Handling Pull Requests

MoveIt is a huge project with multiple maintainers and many contributing users. Thus, sometimes it becomes quite hard to keep track of all open requests and their current state. To ease the process of getting your contribution merged into the project, the following provides a guideline for contributors.

Contributor/User Side

Your pull-requests can target any branch of a MoveIt repository that supports an OSRF-supported ROS distribution. The most important point about your request is that you verified it is working. Obviously, the best way to do that is with the setup/distribution you use.

Keep Requests Clean and Independent

Different commits in a request should correspond to logical units that build up on each other. Feel free to rebase and force-push your feature-branch to address feedback. If your request consists of multiple commits with titles like “cleanup braces” or “address xyz’s feedback”, the maintainer who merges the request will squash-merge and your changes will end up as a single commit in the project.

Logically independent changes should be separated into multiple pull-requests. E.g. don’t create a pull-request that changes plan execution and planning scene updates at the same time if there is no direct connection between the two changesets. If there is a connection that is not immediately obvious, please explain it in your request. “I had to change it to get my setup to work” is no connection. You might experience separate independent issues. This makes it much more likely to get your changes merged soon, because if maintainers are unsure about one change, they can still merge the other one after review.

Ping

If you feel everyone forgot about your request, add a short note saying “ping” or “Could someone please review/merge this?” to the request. It might be that the item dropped of everyone’s TODO list for no reason.

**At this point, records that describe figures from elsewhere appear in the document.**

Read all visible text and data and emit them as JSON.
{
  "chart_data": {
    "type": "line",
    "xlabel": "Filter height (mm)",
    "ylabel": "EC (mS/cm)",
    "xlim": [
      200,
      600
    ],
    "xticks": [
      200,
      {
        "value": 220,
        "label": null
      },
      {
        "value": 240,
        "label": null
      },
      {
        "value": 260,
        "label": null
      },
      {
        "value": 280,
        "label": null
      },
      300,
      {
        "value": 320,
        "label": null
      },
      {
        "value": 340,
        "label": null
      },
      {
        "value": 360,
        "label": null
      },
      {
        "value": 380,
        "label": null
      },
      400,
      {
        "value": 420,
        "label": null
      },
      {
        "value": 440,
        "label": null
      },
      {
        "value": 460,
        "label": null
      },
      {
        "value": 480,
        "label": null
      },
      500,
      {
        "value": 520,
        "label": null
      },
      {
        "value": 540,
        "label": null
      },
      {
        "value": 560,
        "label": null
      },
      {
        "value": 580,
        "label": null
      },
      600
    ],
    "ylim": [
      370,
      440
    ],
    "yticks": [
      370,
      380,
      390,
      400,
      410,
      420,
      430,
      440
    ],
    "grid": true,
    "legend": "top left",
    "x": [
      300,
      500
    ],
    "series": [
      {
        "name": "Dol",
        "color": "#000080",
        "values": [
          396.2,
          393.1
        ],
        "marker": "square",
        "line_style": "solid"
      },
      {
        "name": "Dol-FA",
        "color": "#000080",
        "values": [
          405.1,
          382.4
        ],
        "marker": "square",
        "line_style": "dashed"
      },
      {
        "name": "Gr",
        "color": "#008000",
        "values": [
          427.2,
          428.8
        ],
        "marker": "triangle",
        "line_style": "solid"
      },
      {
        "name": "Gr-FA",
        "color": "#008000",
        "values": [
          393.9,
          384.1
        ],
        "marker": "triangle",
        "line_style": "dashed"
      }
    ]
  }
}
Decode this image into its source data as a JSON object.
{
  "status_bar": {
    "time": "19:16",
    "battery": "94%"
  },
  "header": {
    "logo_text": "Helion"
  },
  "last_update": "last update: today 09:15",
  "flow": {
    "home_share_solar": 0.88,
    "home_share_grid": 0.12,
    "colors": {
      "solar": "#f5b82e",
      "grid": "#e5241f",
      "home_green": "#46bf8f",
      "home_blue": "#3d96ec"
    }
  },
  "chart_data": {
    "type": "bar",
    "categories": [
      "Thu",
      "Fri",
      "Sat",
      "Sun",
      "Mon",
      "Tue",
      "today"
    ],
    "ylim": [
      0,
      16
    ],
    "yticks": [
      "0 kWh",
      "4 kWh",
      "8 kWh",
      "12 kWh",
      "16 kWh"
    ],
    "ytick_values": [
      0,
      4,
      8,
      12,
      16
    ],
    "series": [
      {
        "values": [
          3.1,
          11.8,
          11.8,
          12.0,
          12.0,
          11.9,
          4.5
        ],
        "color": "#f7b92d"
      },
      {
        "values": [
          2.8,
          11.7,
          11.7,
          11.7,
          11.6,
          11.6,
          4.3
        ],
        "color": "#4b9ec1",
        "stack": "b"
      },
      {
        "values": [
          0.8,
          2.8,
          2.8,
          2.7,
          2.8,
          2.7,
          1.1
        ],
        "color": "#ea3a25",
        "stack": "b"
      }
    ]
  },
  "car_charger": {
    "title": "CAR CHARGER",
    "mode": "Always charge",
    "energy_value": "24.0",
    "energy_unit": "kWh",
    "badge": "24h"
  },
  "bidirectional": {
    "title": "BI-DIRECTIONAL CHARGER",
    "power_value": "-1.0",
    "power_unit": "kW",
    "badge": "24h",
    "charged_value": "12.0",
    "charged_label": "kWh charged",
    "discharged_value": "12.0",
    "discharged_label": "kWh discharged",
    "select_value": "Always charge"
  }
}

Reviewing and Approving Requests

All feedback on existing pull-requests is welcome and appreciated. If you are familiar with the code someone requests to change, please step up and review their requests. The maintainer’s time is often quite limited. This usually boils down to answering the following questions and provide feedback in the request:

  • Does the patch do what the author claims it does?
  • Is it general enough to work with everyone’s use-case and not only the requestor’s setup?
  • Does it address all edge-cases you are aware of?
  • If a new interface is introduced: Is this interface general enough for likely future modifications? Otherwise we might have to break API later on if we wish to add more useful features to the same module.
  • If the request targets a stable release: Is the change ABI compatible or is there a good reason (e.g. safety) to break it?
  • Does the patch respect the MoveIt Code Style?

If (and only if) you answer all these questions with “yes”, use Github’s pull request review feature to approve the PR. This entails pressing the green “Review Changes” button, giving a review summary, and choosing “Approve” if it is ready to be merged in. If you are unsure about some part of the request, feel free to add a note and ask the author for details and explanations of individual changes.